El ERI practicó la pena capital. Los talibanes perpetran ejecuciones lo mismo que Al Qaeda. Según escuché de boca del mismo Osama Bin Laden, él cree en el castigo islámico de la decapitación.
Recuerdo a la multitud que linchó a tres colaboradores palestinos en Hebrón, en 2001. Sus cuerpos casi desnudos se mecían colgados de torres de electricidad mientras niños pequeños arrojaban piedras contra sus torsos. Miles se unieron en una rugiente carcajada cuando sus cadáveres fueron arrojados dentro de un camión de basura. Yo estaba tan estupefacto que no pude escribir notas en mi libreta, que en cambio llené con dibujos de esta obscenidad. Ahí están aún esos hombres, en las páginas de mi cuaderno, colgando cabeza abajo como San Pablo, con las piernas abiertas y los cuerpos llenos de quemaduras de cigarrillos.
Los antagonistas principales en esta absurda “guerra contra el terror” que se supone todos están combatiendo, es decir, los señores Bush y Bin Laden, siempre están hablando sobre la muerte y el sacrificio.
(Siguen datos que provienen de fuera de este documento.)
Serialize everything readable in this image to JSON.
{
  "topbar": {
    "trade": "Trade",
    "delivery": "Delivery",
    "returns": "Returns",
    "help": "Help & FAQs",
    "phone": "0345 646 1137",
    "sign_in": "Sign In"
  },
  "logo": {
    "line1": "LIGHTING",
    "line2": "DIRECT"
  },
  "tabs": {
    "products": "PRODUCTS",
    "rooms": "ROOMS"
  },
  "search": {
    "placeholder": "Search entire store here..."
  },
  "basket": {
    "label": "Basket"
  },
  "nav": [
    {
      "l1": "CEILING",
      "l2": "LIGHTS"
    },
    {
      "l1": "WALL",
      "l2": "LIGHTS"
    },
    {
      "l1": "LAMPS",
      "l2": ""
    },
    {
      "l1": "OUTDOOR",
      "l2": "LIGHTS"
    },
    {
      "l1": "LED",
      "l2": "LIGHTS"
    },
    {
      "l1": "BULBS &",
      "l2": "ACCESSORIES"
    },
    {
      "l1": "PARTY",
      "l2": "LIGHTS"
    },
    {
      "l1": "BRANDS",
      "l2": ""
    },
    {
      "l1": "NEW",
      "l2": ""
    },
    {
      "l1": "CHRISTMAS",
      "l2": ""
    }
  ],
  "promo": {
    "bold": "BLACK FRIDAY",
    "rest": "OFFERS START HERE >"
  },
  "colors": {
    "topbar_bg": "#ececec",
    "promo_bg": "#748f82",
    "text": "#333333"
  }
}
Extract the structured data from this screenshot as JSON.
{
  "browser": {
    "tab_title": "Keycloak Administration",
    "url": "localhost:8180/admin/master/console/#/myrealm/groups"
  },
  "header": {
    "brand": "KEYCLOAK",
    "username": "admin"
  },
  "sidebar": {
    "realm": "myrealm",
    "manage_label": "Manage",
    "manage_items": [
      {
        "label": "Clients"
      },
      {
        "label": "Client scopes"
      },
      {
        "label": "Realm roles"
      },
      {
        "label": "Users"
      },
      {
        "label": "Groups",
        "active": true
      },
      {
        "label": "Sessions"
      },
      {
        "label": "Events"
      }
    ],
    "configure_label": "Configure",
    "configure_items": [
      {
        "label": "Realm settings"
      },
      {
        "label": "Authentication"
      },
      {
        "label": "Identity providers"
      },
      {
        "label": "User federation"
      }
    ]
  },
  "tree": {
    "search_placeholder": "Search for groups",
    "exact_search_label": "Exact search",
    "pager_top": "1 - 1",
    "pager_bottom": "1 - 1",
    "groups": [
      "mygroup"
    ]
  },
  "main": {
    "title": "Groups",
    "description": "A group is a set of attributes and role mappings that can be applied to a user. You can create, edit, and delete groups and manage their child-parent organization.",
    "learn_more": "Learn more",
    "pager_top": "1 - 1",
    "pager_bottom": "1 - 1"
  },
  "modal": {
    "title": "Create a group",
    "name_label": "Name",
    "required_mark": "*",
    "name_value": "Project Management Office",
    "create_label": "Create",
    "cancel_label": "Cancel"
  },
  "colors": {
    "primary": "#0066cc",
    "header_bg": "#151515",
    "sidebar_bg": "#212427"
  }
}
No obstante, Bin Laden, en su último video, mostró una fe conmovedora en la democracia estadunidense cuando aseguró que la gente votó por Bush y le dio su primera presidencia.
Para Bin Laden, el 11 de septiembre de 2001 fue un “castigo” por la sangre que los estadunidenses han derramado en el mundo musulmán. Es un hecho que cada vez más ataques, tanto de guerrillas como de soldados ortodoxos, se están convirtiendo en operaciones de venganza. ¿No fue el primer sitio en Fallujah la venganza por el asesinato y la mutilación de mercenarios estadunidenses? ¿No fue Abu Ghraib, en parte, “nuestra” venganza por los ataques del 11 de septiembre y nuestros fracasos en Irak?
Muchos de los ataques suicidas en Medio Oriente, en Palestina, en Afganistán, en Irak, son bautizados con el nombre de “mártires” que murieron en operaciones anteriores. Al Qaeda en Irak señaló de manera muy explícita que había “ejecutado” a tropas estadunidenses en respuesta a la violación y asesinato de una joven iraquí al sur de Bagdad.
Sin embargo, me temo que el problema real va más allá de del acto individual de matar, sea o no dentro de un sistema judicial. De modo extraño y aterrador, creemos en la muerte violenta; la consideramos una alternativa política que tiene que ver tanto con la autopreservación a escala nacional como con el castigo contra infractores individuales bien identificados. Creemos en la guerra.
Si no es así, ¿qué fue la agresión que implica la invasión a Irak de 2003, por ejemplo, si no una pena capital aplicada a escala masiva? Nosotros, las naciones “civilizadas”, al igual que los ejércitos oscuros, creemos que estamos en guerra y nos hemos convencido de que infligir la muerte en inmensa escala puede justificarse moralmente.
Ese es el problema, me temo. Cuando vamos a la guerra nos ponemos capuchas y jalamos la palanca de la horca. Mientras sigamos enviando a nuestros ejércitos a arrasar otros lugares, sin importar la justificación, seguiremos linchando, fusilando y decapitando a nuestros “criminales” y “asesinos” con el mismo entusiasmo con que los romanos aplaudían la sangre de hombres en el Coliseo, hace 2 mil años.